Earlier this year, I listened to a Triple J segment on mental health. The biggest challenge young people cite (at work) is a lack of senior management education. Their perspective was that stigma is very real, but it isn’t universal. It’s skewed with the older demographic.  In the 2018 Advertising Industry study, the perceived stigma grew with ‘maturity’ too. Of those aged 17-24, 26 per cent felt an individual with mental health issues would be poorly treated (at work). That number rose to a staggering 48 per cent for those aged 45-54.   

Seems not only are we less comfortable with others mental health. We’re less comfortable with our own.  Which is why I’m talking to you.
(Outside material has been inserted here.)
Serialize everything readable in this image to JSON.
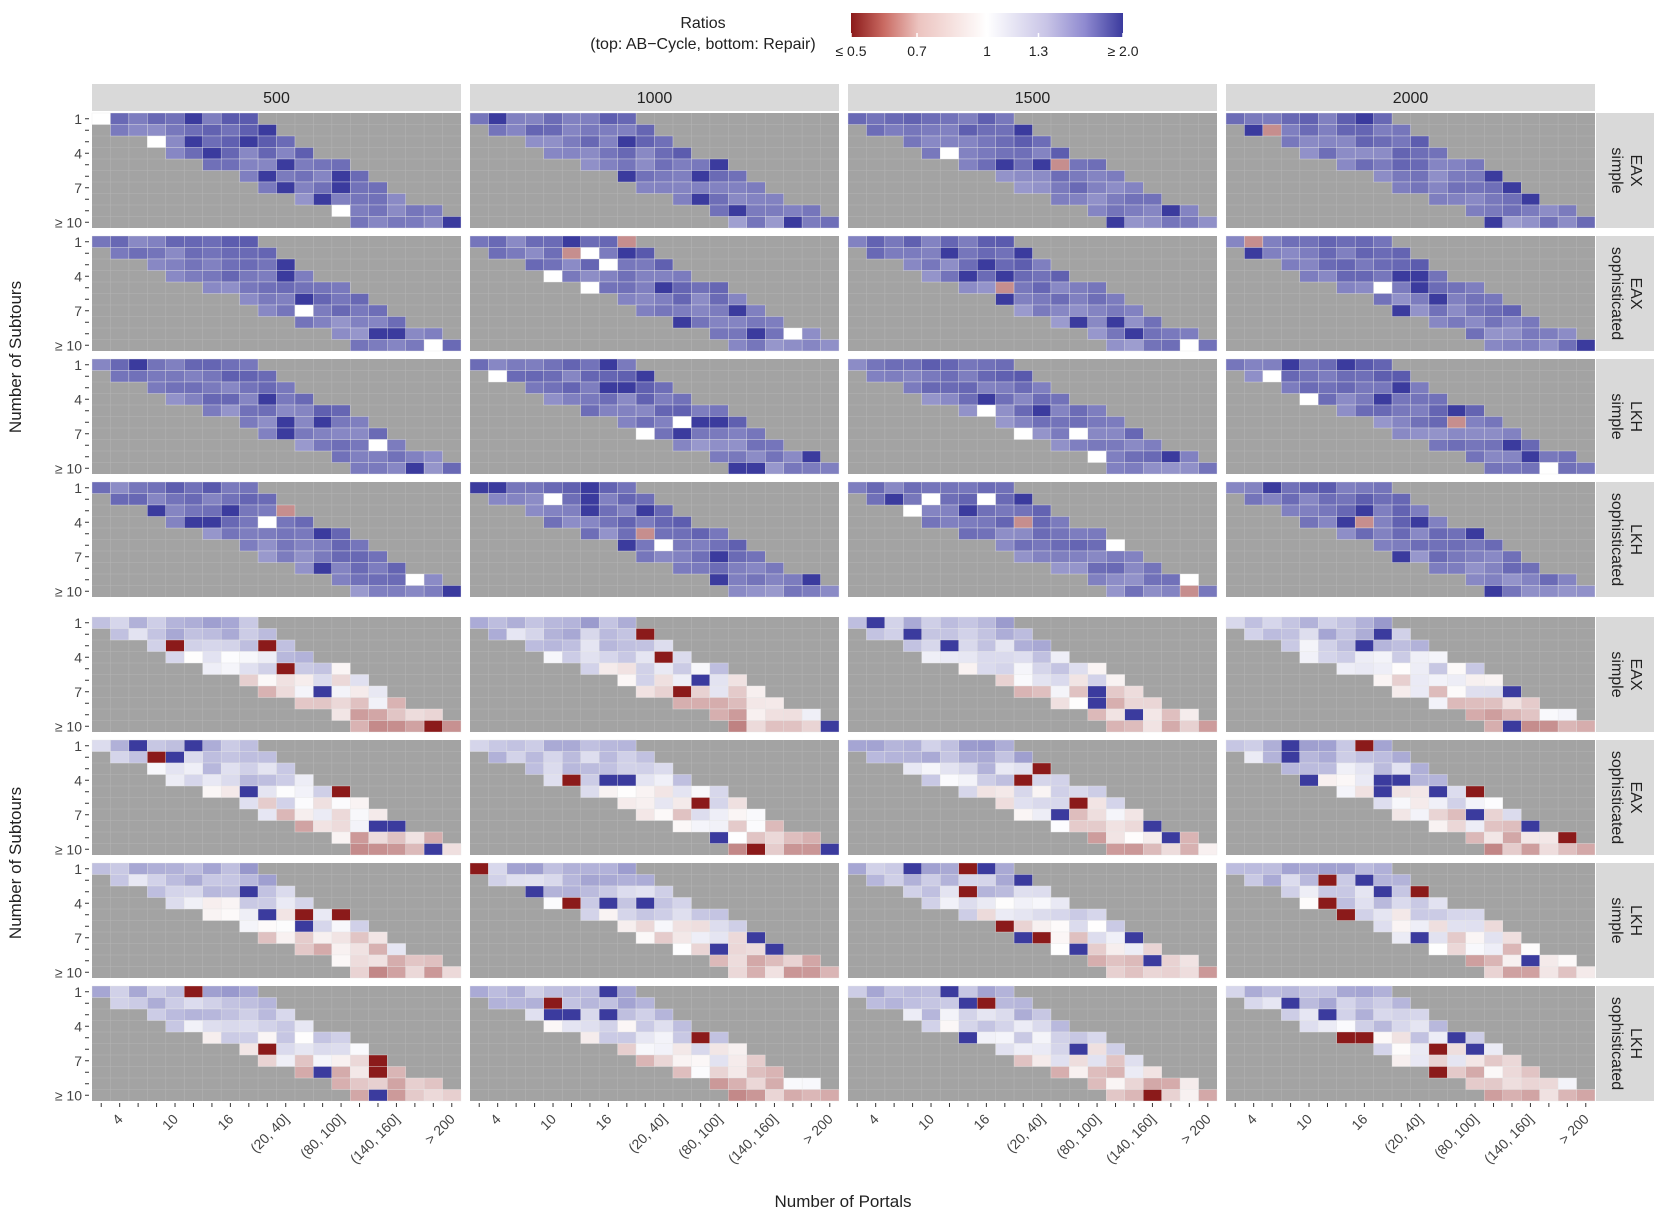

You, the 40+ executive, that grew up in an environment (as I did), where mental health wasn’t a topic for the office. 20 years ago when I tried the honest approach, support was nonexistent. But that was a long time ago, and things have changed. So we need to change too.  The fact of the matter is, if you want to show your support, YOU actually have to show your support. 

Here’s what that may mean: 

  • Being honest about your own experiences with mental health 
  • Working with HR to deliver and importantly attend training tailored to senior executives 
  • Cascade training, ensuring middle management are equally as informed and empowered 
  • Share your participation with the entire business along with subsequent actions, such as

                 – Develop and publish a company policy that outlines procedures 

                 – If you’re in the ad industry, adopt (and sign) the minimum standards  

                 – Practice what you preach 

Every year one in five Australians aged 16-85 experience a mental illness. Not in their lifetime. Every year.  The top three illnesses are depression, anxiety and addiction.  

Over the course of our lives, personal impact is a given. We’re all different and all the same. Humans with human problems.  So, look after the humans, including yourself. And be that human that leads the way in your workplace.